„Le football est une superimage pour l’union du peuple“.
Diese Aussage des französischen Kommentators Thierry Roland im Spiel Deutschland gegen Argentinien beschreibt die integrative Kraft des Fußballs. Selten stand die deutsche Bevölkerung so hinter ihrer Nationalmannschaft, respektive zu ihrem Land wie während der gerade zu Ende gegangenen Fußballweltmeisterschaft.

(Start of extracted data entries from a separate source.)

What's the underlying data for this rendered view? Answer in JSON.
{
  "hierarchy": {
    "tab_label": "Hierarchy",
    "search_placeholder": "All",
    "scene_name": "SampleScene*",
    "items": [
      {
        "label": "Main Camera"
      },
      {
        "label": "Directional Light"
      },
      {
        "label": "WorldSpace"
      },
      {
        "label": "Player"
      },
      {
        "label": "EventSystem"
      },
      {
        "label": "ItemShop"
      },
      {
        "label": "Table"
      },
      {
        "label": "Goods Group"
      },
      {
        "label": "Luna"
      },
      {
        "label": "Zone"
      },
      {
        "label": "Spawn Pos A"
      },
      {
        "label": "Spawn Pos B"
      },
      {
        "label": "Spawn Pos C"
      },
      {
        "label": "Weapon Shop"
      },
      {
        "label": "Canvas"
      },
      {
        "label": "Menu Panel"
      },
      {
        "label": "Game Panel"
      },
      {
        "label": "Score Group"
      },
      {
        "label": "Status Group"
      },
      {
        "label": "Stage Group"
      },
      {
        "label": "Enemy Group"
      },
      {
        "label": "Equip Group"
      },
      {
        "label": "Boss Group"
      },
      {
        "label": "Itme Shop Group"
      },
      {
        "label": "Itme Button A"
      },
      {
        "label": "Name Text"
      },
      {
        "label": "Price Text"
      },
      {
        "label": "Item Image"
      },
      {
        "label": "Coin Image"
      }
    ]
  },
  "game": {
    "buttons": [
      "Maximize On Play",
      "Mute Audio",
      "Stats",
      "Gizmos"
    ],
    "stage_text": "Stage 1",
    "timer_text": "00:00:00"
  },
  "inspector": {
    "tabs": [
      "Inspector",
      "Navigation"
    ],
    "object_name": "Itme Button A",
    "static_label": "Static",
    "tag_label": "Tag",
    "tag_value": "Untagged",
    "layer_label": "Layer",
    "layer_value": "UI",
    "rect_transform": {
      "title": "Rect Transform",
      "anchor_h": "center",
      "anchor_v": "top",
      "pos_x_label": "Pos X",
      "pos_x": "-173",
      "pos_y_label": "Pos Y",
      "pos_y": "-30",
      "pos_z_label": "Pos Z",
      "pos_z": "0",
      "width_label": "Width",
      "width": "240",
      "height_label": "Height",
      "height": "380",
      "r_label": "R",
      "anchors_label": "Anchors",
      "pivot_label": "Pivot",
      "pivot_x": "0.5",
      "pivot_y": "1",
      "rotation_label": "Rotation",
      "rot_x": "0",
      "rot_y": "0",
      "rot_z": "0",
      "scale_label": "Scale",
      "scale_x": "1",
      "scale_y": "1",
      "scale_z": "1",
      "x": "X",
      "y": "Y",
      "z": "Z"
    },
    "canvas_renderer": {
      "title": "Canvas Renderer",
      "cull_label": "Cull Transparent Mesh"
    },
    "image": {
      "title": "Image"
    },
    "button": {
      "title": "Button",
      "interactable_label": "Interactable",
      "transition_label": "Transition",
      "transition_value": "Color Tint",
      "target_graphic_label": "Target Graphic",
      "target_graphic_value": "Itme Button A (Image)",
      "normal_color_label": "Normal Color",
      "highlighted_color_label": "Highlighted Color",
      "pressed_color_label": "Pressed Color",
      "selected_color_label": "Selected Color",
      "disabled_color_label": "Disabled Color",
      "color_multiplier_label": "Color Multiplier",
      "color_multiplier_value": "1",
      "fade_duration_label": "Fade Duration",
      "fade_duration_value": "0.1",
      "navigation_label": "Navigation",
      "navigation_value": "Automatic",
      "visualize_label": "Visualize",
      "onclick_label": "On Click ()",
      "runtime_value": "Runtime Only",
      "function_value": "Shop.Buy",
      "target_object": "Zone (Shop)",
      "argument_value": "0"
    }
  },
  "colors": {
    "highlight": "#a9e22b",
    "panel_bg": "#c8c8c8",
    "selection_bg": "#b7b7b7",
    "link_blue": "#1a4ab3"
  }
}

Die vorliegende Arbeit wird sich anhand zweier Fußballübertragungen mit der Frage beschäftigen, inwieweit sich das Deutschlandbild im Ausland, aber auch das Bild, das die Deutschen von sich selbst haben, geändert haben könnte. Dies erscheint nach einer Weltmeisterschaft in Deutschland sinnvoll, bei der sich „die Welt zu Gast bei Freunden“ durchaus wohl fühlte und der Gastgeber in ungewohnt gelöster Weise sich und seine Gäste feierte. Darüber hinaus beschäftigt sich diese Arbeit mit stereotyper Wahrnehmung der Nachbarländer, bezüglich charakterlicher Eigenschaften und Spielweise. Obwohl die kulturelle und gesellschaftliche Wirkung von massenmedialen Sportgroßereignissen nicht von der Hand zu weisen ist, gibt es hierzu in der Forschung zur interkulturellen Kommunikation kaum Arbeiten. Eine Ausnahme bildet die Arbeit von Jochen Müller, die die Fremdwahrnehmung Deutschlands und Frankreichs anhand der Sportberichterstattung in Printmedien und Fernsehen zur WM 1998 analysiert. Die vorliegende Arbeit orientiert sich vor allem im Theorieteil an der Müllers. Auf Grundlage eines theoretischen Teils mit einem Kapitel über die Fremdwahrnehmung, wo erläutert werden soll wie diese entsteht, und inwieweit Fremdwahrnehmung immer auch stereotype Wahrnehmung ist, und einem Kapitel über die nationale Identität, worin anhand von Fußball erklärt werden soll, woher die Identifikation mit der eigenen Nation kommt, werden schließlich die Fernsehübertragungen eines Spiels der französischen Équipe und eines der deutschen Nationalmannschaft analysiert und verglichen. Die Spiele wurden über Kreuz betrachtet, d.h. das deutsche Spiel wurde beim französischen Privatsender M6 aufgezeichnet, während umgekehrt das Spiel der Franzosen dem deutschen öffentlichrechtlichen Sender ARD entnommen wurde. Dadurch sollen allgemeine Unterschiede in der Art ein Fußballspiel zu übertragen gefunden und analysiert sowie festgestellt werden ob man zwischen beiden Nationen von Mentalitätsunterschiede sprechen kann.
Inhaltsverzeichnis
1. Einleitung
2. Fremdwahrnehmung als stereotype Wahrnehmung?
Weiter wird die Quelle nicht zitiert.